A comprehensive look at four of the most famous problems in
mathematics Tales of Impossibility recounts the intriguing story of
the renowned problems of antiquity, four of the most famous and
studied questions in the history of mathematics. First posed by the
ancient Greeks, these compass and straightedge problems-squaring
the circle, trisecting an angle, doubling the cube, and inscribing
regular polygons in a circle-have served as ever-present muses for
mathematicians for more than two millennia. David Richeson follows
the trail of these problems to show that ultimately their
proofs-which demonstrated the impossibility of solving them using
only a compass and straightedge-depended on and resulted in the
growth of mathematics. Richeson investigates how celebrated
luminaries, including Euclid, Archimedes, Viete, Descartes, Newton,
and Gauss, labored to understand these problems and how many major
mathematical discoveries were related to their explorations.

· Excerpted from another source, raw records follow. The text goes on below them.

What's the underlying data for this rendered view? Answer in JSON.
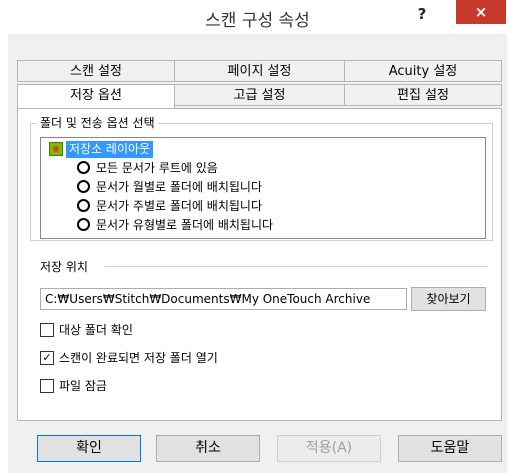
{
  "window": {
    "title": "스캔 구성 속성",
    "help_label": "?",
    "close_label": "×"
  },
  "tabs_row1": [
    "스캔 설정",
    "페이지 설정",
    "Acuity 설정"
  ],
  "tabs_row2": [
    "저장 옵션",
    "고급 설정",
    "편집 설정"
  ],
  "active_tab": "저장 옵션",
  "folder_group": {
    "legend": "폴더 및 전송 옵션 선택",
    "root_label": "저장소 레이아웃",
    "items": [
      "모든 문서가 루트에 있음",
      "문서가 월별로 폴더에 배치됩니다",
      "문서가 주별로 폴더에 배치됩니다",
      "문서가 유형별로 폴더에 배치됩니다"
    ]
  },
  "save_location": {
    "label": "저장 위치",
    "path": "C:₩Users₩Stitch₩Documents₩My OneTouch Archive",
    "browse_label": "찾아보기"
  },
  "checkboxes": [
    {
      "label": "대상 폴더 확인",
      "checked": false
    },
    {
      "label": "스캔이 완료되면 저장 폴더 열기",
      "checked": true
    },
    {
      "label": "파일 잠금",
      "checked": false
    }
  ],
  "buttons": {
    "ok": "확인",
    "cancel": "취소",
    "apply": "적용(A)",
    "help": "도움말"
  }
}
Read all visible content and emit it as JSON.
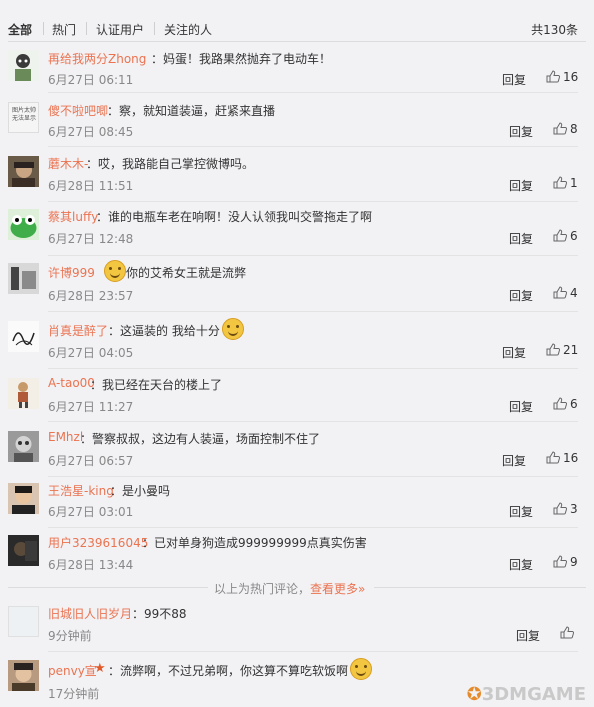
{
  "tabs": [
    {
      "label": "全部",
      "active": true
    },
    {
      "label": "热门",
      "active": false
    },
    {
      "label": "认证用户",
      "active": false
    },
    {
      "label": "关注的人",
      "active": false
    }
  ],
  "total": "共130条",
  "reply_label": "回复",
  "hot_notice": {
    "text": "以上为热门评论，",
    "link": "查看更多»"
  },
  "watermark": "3DMGAME",
  "accent_color": "#eb7350",
  "comments": [
    {
      "name": "再给我两分Zhong",
      "text": "妈蛋！我路果然抛弃了电动车！",
      "time": "6月27日 06:11",
      "likes": "16"
    },
    {
      "name": "傻不啦吧唧",
      "text": "察，就知道装逼，赶紧来直播",
      "time": "6月27日 08:45",
      "likes": "8",
      "avatar_text": "图片太帅无法显示"
    },
    {
      "name": "蘑木木-",
      "text": "哎，我路能自己掌控微博吗。",
      "time": "6月28日 11:51",
      "likes": "1"
    },
    {
      "name": "蔡其luffy",
      "text": "谁的电瓶车老在响啊！没人认领我叫交警拖走了啊",
      "time": "6月27日 12:48",
      "likes": "6"
    },
    {
      "name": "许博999",
      "text": "你的艾希女王就是流弊",
      "time": "6月28日 23:57",
      "likes": "4"
    },
    {
      "name": "肖真是醉了",
      "text": "这逼装的 我给十分",
      "time": "6月27日 04:05",
      "likes": "21"
    },
    {
      "name": "A-tao00",
      "text": "我已经在天台的楼上了",
      "time": "6月27日 11:27",
      "likes": "6"
    },
    {
      "name": "EMhzl",
      "text": "警察叔叔，这边有人装逼，场面控制不住了",
      "time": "6月27日 06:57",
      "likes": "16"
    },
    {
      "name": "王浩星-king",
      "text": "是小曼吗",
      "time": "6月27日 03:01",
      "likes": "3"
    },
    {
      "name": "用户3239616045",
      "text": "已对单身狗造成999999999点真实伤害",
      "time": "6月28日 13:44",
      "likes": "9"
    },
    {
      "name": "旧城旧人旧岁月",
      "text": "99不88",
      "time": "9分钟前",
      "likes": ""
    },
    {
      "name": "penvy宣",
      "text": "流弊啊，不过兄弟啊，你这算不算吃软饭啊",
      "time": "17分钟前",
      "likes": ""
    }
  ]
}
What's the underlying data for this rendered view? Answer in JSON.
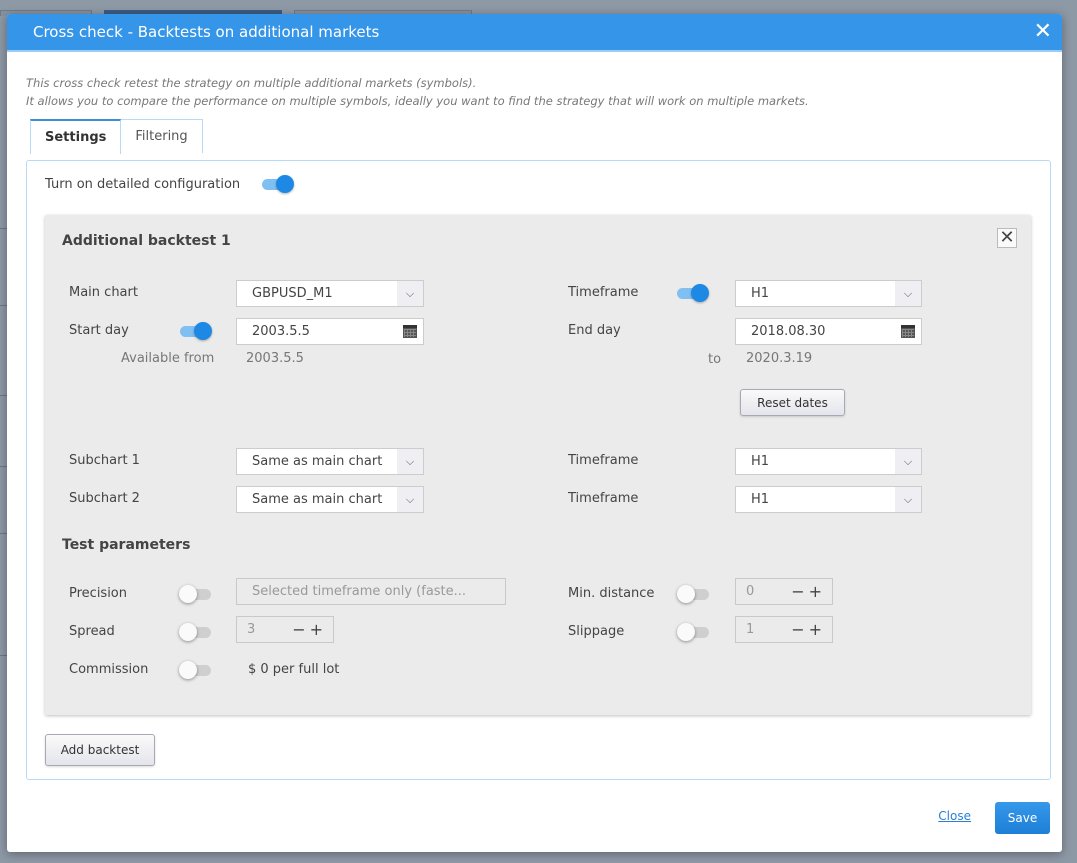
{
  "dialog": {
    "title": "Cross check - Backtests on additional markets",
    "close_icon": "close-icon",
    "description_line1": "This cross check retest the strategy on multiple additional markets (symbols).",
    "description_line2": "It allows you to compare the performance on multiple symbols, ideally you want to find the strategy that will work on multiple markets."
  },
  "tabs": [
    {
      "label": "Settings",
      "active": true
    },
    {
      "label": "Filtering",
      "active": false
    }
  ],
  "settings": {
    "detailed_config_label": "Turn on detailed configuration",
    "detailed_config_on": true
  },
  "backtest": {
    "title": "Additional backtest 1",
    "remove_icon": "close-box-icon",
    "main_chart": {
      "label": "Main chart",
      "value": "GBPUSD_M1"
    },
    "timeframe": {
      "label": "Timeframe",
      "value": "H1",
      "toggle_on": true
    },
    "start_day": {
      "label": "Start day",
      "value": "2003.5.5",
      "toggle_on": true
    },
    "end_day": {
      "label": "End day",
      "value": "2018.08.30"
    },
    "available_from_label": "Available from",
    "available_from_value": "2003.5.5",
    "available_to_label": "to",
    "available_to_value": "2020.3.19",
    "reset_dates_label": "Reset dates",
    "subchart1": {
      "label": "Subchart 1",
      "value": "Same as main chart",
      "timeframe_label": "Timeframe",
      "timeframe_value": "H1"
    },
    "subchart2": {
      "label": "Subchart 2",
      "value": "Same as main chart",
      "timeframe_label": "Timeframe",
      "timeframe_value": "H1"
    },
    "test_parameters_title": "Test parameters",
    "precision": {
      "label": "Precision",
      "value": "Selected timeframe only (faste...",
      "toggle_on": false
    },
    "spread": {
      "label": "Spread",
      "value": "3",
      "toggle_on": false
    },
    "commission": {
      "label": "Commission",
      "value": "$ 0 per full lot",
      "toggle_on": false
    },
    "min_distance": {
      "label": "Min. distance",
      "value": "0",
      "toggle_on": false
    },
    "slippage": {
      "label": "Slippage",
      "value": "1",
      "toggle_on": false
    },
    "stepper_minus": "−",
    "stepper_plus": "+"
  },
  "add_backtest_label": "Add backtest",
  "footer": {
    "close_label": "Close",
    "save_label": "Save"
  },
  "colors": {
    "titlebar": "#3595e8",
    "accent": "#1e88e5",
    "card_bg": "#ebebeb"
  }
}
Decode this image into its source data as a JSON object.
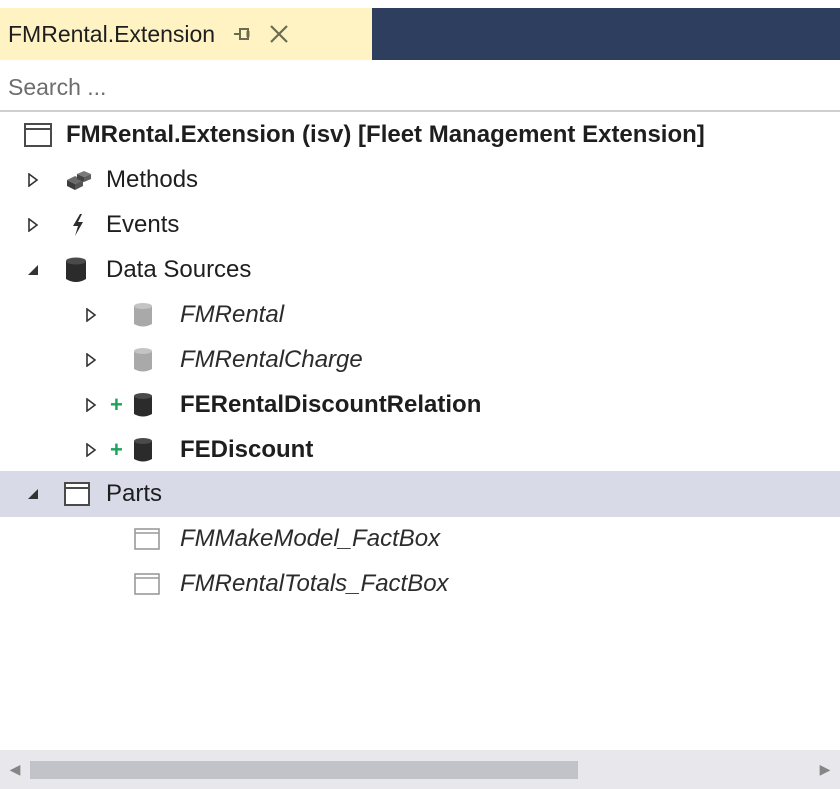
{
  "tab": {
    "title": "FMRental.Extension"
  },
  "search": {
    "placeholder": "Search ..."
  },
  "tree": {
    "root": "FMRental.Extension (isv) [Fleet Management Extension]",
    "methods": "Methods",
    "events": "Events",
    "data_sources": {
      "label": "Data Sources",
      "items": [
        "FMRental",
        "FMRentalCharge",
        "FERentalDiscountRelation",
        "FEDiscount"
      ]
    },
    "parts": {
      "label": "Parts",
      "items": [
        "FMMakeModel_FactBox",
        "FMRentalTotals_FactBox"
      ]
    }
  },
  "colors": {
    "title_bar": "#2d3e5f",
    "active_tab": "#fff3c4",
    "selected_row": "#d9dae8",
    "added_marker": "#1aa35a"
  }
}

Although the problems were based in geometry, their resolutions
were not, and had to wait until the nineteenth century, when
mathematicians had developed the theory of real and complex
numbers, analytic geometry, algebra, and calculus. Pierre Wantzel,
a little-known mathematician, and Ferdinand von Lindemann, through
his work on pi, finally determined the problems were impossible to
solve. Along the way, Richeson provides entertaining anecdotes
connected to the problems, such as how the Indiana state
legislature passed a bill setting an incorrect value for pi and how
Leonardo da Vinci made elegant contributions in his own study of
these problems. Taking readers from the classical period to the
present, Tales of Impossibility chronicles how four unsolvable
problems have captivated mathematical thinking for centuries.